A. You can use the openssl third-party tool to perform this conversion using the following command:
$ openssl pkcs12 -export -out [certificate.pfx] -inkey [privateKey.key] -in [certificate.crt] -certfile [CACert.crt]replacing [certificate.pfx], [privateKey.key], [certificate.crt] and [CACert.crt] with appropriate values.
Q. How do I convert a PKCS#12 file (.pfx .p12) that contains a private key and certificates to PEM format?
A. You can use the openssl third-party tool to perform this conversion using the following command:
$ openssl pkcs12 -in [keyStore.pfx] -out [keyStore.pem] -nodesreplacing [keyStore.pfx] and [keyStore.pem] with appropriate values
Note
You can add -nocerts to only output the private key or add -nokeys to only output the certificates.
Q. What is the certificate alias setting under Server Defaults used for?
A. The default server certificate alias setting is used for SAML 1.x federation.

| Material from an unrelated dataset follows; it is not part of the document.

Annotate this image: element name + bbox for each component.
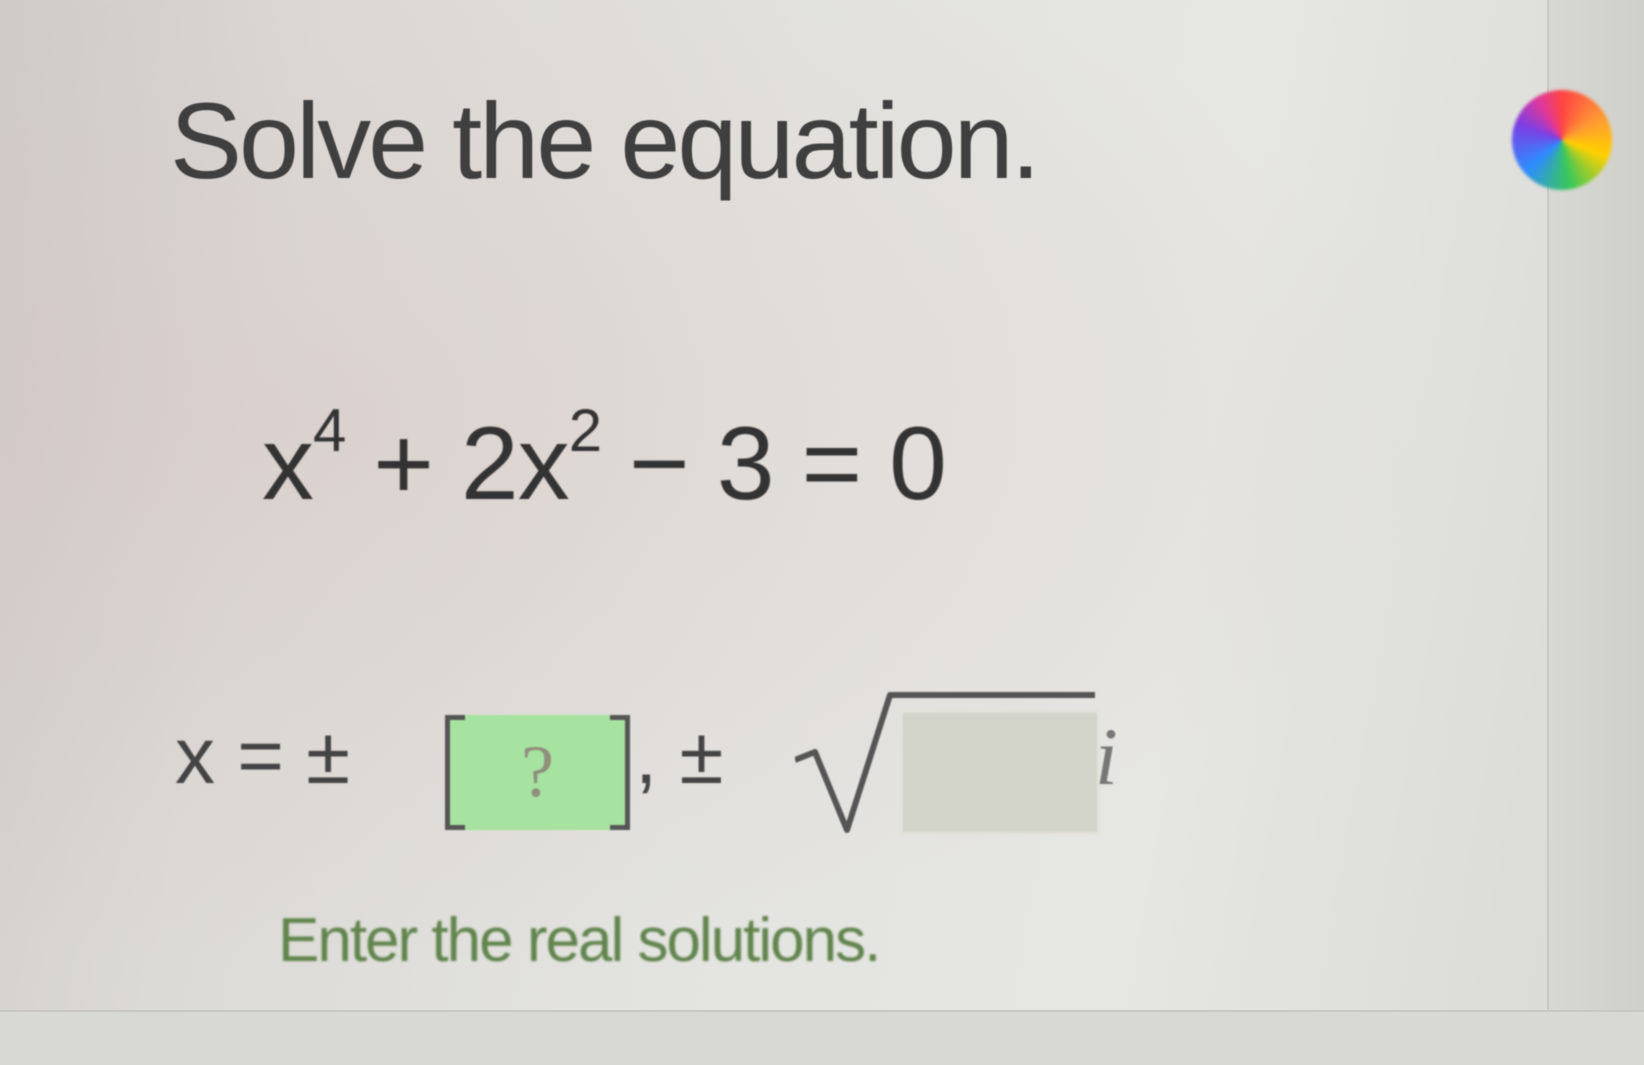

This property (com.sun.identity.saml.xmlsig.certalias
) is equivalent to the SAML 1.x default signing key. It can be found by navigating to: Configure > Server Defaults > Security > Key Store.
Certificate aliases used for SAML2 federation are maintainable in the AM admin UI by navigating to Realms > [Realm Name] > Applications > Federation > Entity Providers > [Name of Provider] > Assertion Content > Signing and Encryption.